Por fim, a minha expectativa é de que esta audiência pública, essa participação muito louvável de quem está nos acompanhando possa contribuir também com essas sugestões. Nós vamos levar as perguntas, porque o mundo é movido por perguntas. As respostas reduzem muitos problemas, o mundo é movido por perguntas. Então, essas manifestações serão consideradas também para a elaboração desse plano.
E me coloco aqui...
(Soa a campainha.)
O SR. ANDRÉ DE ALBUQUERQUE GARCIA - ... pela Secretaria Nacional de Políticas Penais, pelo Ministério da Justiça e Segurança Pública, à disposição sempre que houver a disposição para o debate, a discussão sobre esses temas, que são temas caros para a sociedade.
E, como disse aqui o Dr. Lanfredi, nós temos uma responsabilidade muito grande, porque o que nós estamos fazendo aqui, essa discussão e o trabalho que está sendo elaborado como plano nacional, no futuro, talvez nem tão remoto assim, as pessoas vão estar olhando. O que é que esse André Garcia fez? Ele fez esse plano aqui junto com o Lanfredi, a Senadora Leila estava lá também. E o que é que mudou na realidade?

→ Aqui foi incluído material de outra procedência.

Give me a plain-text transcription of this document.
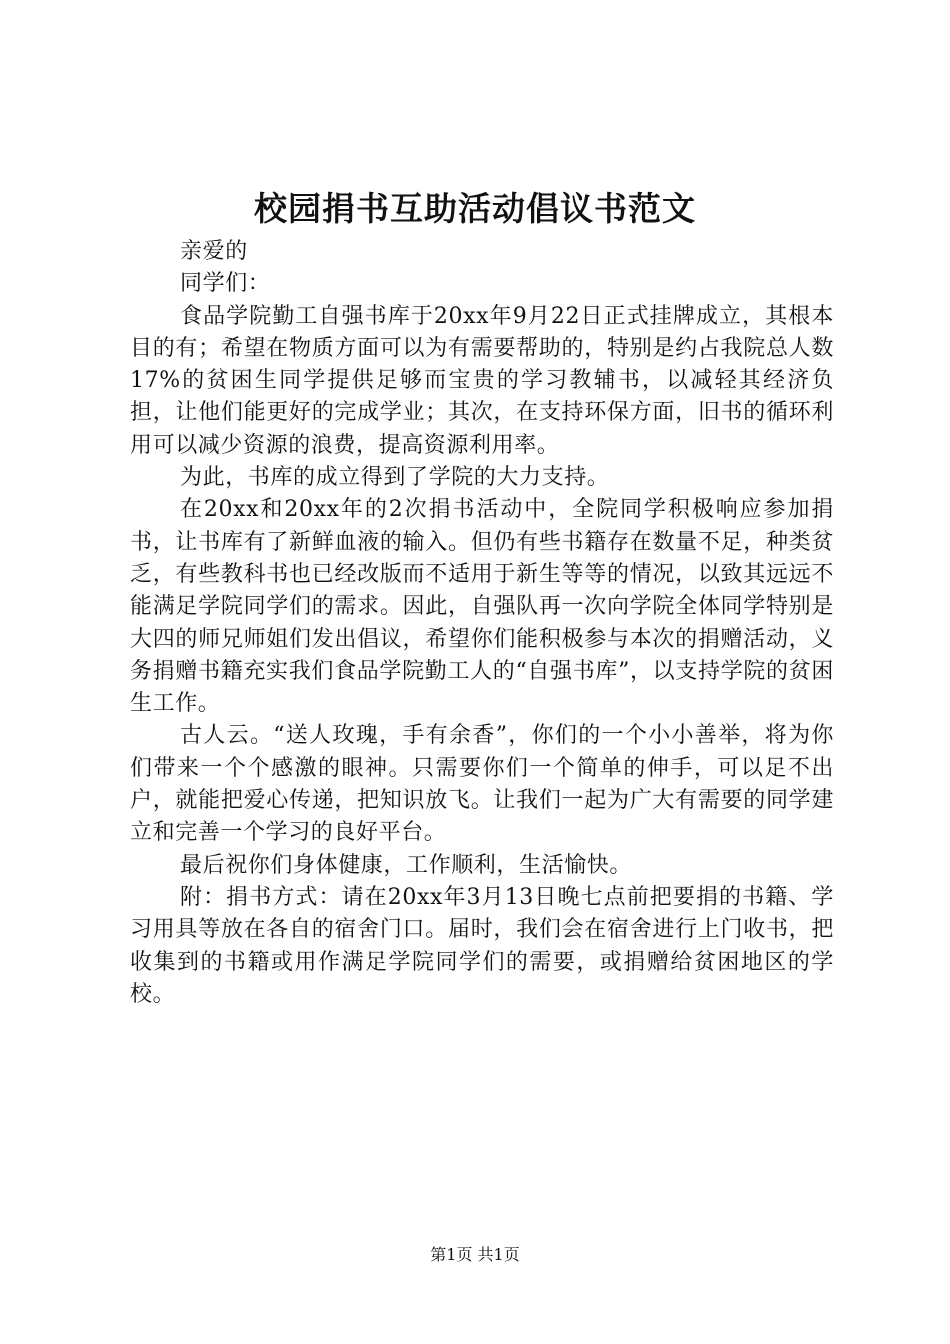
校园捐书互助活动倡议书范文

亲爱的

同学们：

食品学院勤工自强书库于20xx年9月22日正式挂牌成立，其根本目的有；希望在物质方面可以为有需要帮助的，特别是约占我院总人数17%的贫困生同学提供足够而宝贵的学习教辅书，以减轻其经济负担，让他们能更好的完成学业；其次，在支持环保方面，旧书的循环利用可以减少资源的浪费，提高资源利用率。

为此，书库的成立得到了学院的大力支持。

在20xx和20xx年的2次捐书活动中，全院同学积极响应参加捐书，让书库有了新鲜血液的输入。但仍有些书籍存在数量不足，种类贫乏，有些教科书也已经改版而不适用于新生等等的情况，以致其远远不能满足学院同学们的需求。因此，自强队再一次向学院全体同学特别是大四的师兄师姐们发出倡议，希望你们能积极参与本次的捐赠活动，义务捐赠书籍充实我们食品学院勤工人的“自强书库”，以支持学院的贫困生工作。

古人云。“送人玫瑰，手有余香”，你们的一个小小善举，将为你们带来一个个感激的眼神。只需要你们一个简单的伸手，可以足不出户，就能把爱心传递，把知识放飞。让我们一起为广大有需要的同学建立和完善一个学习的良好平台。

最后祝你们身体健康，工作顺利，生活愉快。

附：捐书方式：请在20xx年3月13日晚七点前把要捐的书籍、学习用具等放在各自的宿舍门口。届时，我们会在宿舍进行上门收书，把收集到的书籍或用作满足学院同学们的需要，或捐赠给贫困地区的学校。

第1页 共1页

O que é que mudou nesse sistema? Como foi bem colocado aqui, desde 1976, pelo menos no âmbito legislativo, as feridas foram expostas. Os problemas estavam lá postos, isso em pleno regime militar.
Nós temos uma Lei de Execução Penal que também é fruto do regime militar e foi elogiada aqui. E o que muito me espanta é que, em pleno regime democrático, nós pioramos a Lei de Execução Penal, criada pela ditadura. Olha só como é a contradição do mundo em que nós estamos vivendo.
Então, a discussão é essa posta. Cidadãos de bem todos nós somos. Eu não vejo essa distinção, essa separação. Não consigo, não entra na minha cabeça a divisão, colocar pessoas nessas prateleiras, uma discussão que, no ponto de vista, eu vou dizer, do debate democrático, é superficial, fica só ali, não passa daquilo, quando a gente deseja muito é se aprofundar nesses temas, discutir, mudar de posição quando a gente entender que está errado, e tem que mudar mesmo, e fazer com que esse plano, esse conjunto de medidas que vão ser propostas, com o trabalho de várias mãos e a participação de muita gente, seja de fato algo que faça diferença nos temas penitenciários brasileiros.
Muito obrigado. (Palmas.)
R
A SRA. PRESIDENTE (Leila Barros. Bloco Parlamentar Independência/PDT - DF) - Obrigada, Dr. André.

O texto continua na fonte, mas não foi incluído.